By Karam Singh Sethi
March 16, 2014
The archetype political millennial, Ezra Klein (Irvine born, holler), released a video explaining the philosophy behind Vox.com: To make important news stories understandable and entertaining.
In a video introduction to the site, Klein aptly describes the revolution of digital news media: where it was, where it is and where it’s going.
“There is a problem with journalism,” Klein begins, and it’s stale news or “vegetable” news — the stories that are important, but that writers can’t figure out how to make relatable to people. He says:
We have to figure out how to make this stuff not just matter to people, not just appealing to people — we have to make it understandable for them, too.”

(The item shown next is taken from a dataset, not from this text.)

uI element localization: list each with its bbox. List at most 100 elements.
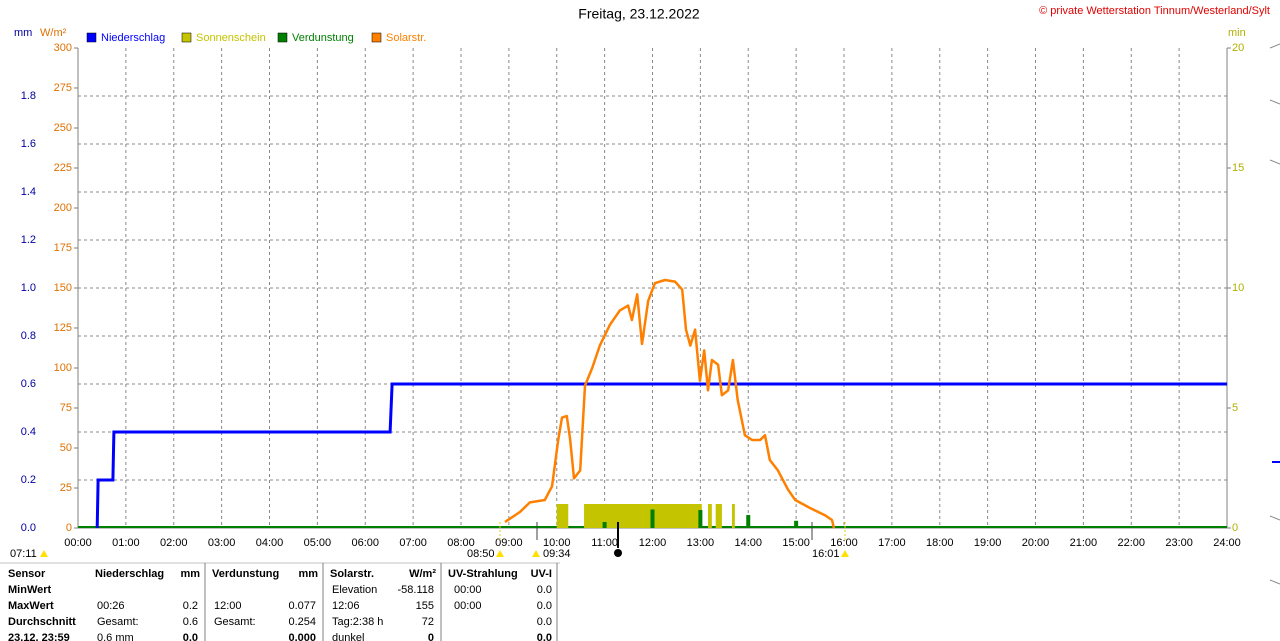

He’s right, and it’s on the shoulders of journalists, pundits, columnist, editors and the like to change the game. He’s joining an elite club. Never have there been so many striving for that same goal:
It’s an exciting new frontier for political journalism and Klein is an appropriate leader for the cause. At the tender age of 29 he’s been named one of the most powerful voices in Washington by GQ, the Society of American Business Editors and Writers named him Opinion Columnist of the Year (2011), and The Economist called him one of the “Minds of the Moment.” Kid’s been around and he’s still climbing.
Starting Vox News is a brilliant next step to prove Klein’s longevity in Washington and he’s not just joining the cockfight of digital news media, he is widening the industry’s breadth. His voice will carry across the waning existence of baby boomers in the Capital and open the floodgates for millennial opinion. The nascent Vox team reflects Klein’s let’s-change-the-game persona.
Susannah Locke, Brandon Ambrosino, Joseph Stromber, Eleanor Barkhorn, Melissa Bell, Matthew Yglesias (did I miss anyone?) were recently announced via the company’s Facebook page. Pulling from Slate, Salon, Thinkprogress, Popular Science, and other quip-y publications gives sense to what Vox will sound like; succinct pros, deep-web insight, and a bit of satire.
Silicon Valley may have monopoly over the Tech revolution, but the emergence of Vox brings back attention to passionate and now cutting-edge Washington DC.